Thanksgiving travel snarled by coast-to-coast storm bringing rain and snow
With Thanksgiving holiday travel well underway, many have reached their destinations — but for everyone else, a storm tracking from the Rockies to the Midwest and Northeast into Thursday will bring rain and snow, likely impacting flights and packed roads.
With Thanksgiving holiday travel well underway, many have reached their destinations — but for everyone else, a storm tracking from the Rockies to the Midwest and Northeast into Thursday will bring rain and snow, likely impacting flights and packed roads.
Just shy of 3 million people were expected to be screened by the Transportation Security Administration on Wednesday, and a record 71.7 million were expected travel by car over Thanksgiving — over 1 million more than last year.

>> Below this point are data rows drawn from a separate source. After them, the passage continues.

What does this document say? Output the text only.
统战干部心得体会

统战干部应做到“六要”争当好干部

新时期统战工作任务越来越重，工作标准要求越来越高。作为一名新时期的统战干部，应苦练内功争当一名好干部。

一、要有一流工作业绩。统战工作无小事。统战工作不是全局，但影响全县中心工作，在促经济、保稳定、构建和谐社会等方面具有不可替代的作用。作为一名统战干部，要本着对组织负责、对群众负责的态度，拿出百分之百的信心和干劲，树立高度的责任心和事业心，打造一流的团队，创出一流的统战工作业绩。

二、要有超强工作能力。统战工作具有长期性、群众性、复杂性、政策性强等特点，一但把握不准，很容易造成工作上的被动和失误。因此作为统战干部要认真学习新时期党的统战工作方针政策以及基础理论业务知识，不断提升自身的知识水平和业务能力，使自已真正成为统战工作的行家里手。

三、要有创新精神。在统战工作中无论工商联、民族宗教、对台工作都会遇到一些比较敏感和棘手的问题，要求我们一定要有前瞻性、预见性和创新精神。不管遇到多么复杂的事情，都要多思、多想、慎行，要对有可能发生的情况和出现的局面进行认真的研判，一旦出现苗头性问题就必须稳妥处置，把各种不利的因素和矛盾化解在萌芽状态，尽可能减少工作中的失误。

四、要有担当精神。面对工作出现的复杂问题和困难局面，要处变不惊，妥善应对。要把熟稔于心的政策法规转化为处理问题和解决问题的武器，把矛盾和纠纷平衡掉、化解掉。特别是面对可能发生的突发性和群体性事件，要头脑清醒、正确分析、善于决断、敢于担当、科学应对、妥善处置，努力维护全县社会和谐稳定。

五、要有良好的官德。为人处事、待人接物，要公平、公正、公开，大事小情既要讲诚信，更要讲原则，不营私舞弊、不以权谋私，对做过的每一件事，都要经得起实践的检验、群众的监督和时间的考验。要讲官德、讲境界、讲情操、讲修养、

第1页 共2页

The storm, which dropped snow over the Rockies Wednesday morning and slowed by the afternoon, is forecast to race east throughout Wednesday to the Midwest and Northeast through Thanksgiving.
It'll bring rain, with the possibility of ice and snow, that will intensify in the evening from St. Louis to Indianapolis and into Pittsburgh.
Overnight, the storm will continue to move eastward, bringing cold rain along the I-95 corridor, from Richmond to Boston, in the early hours of Thanksgiving morning.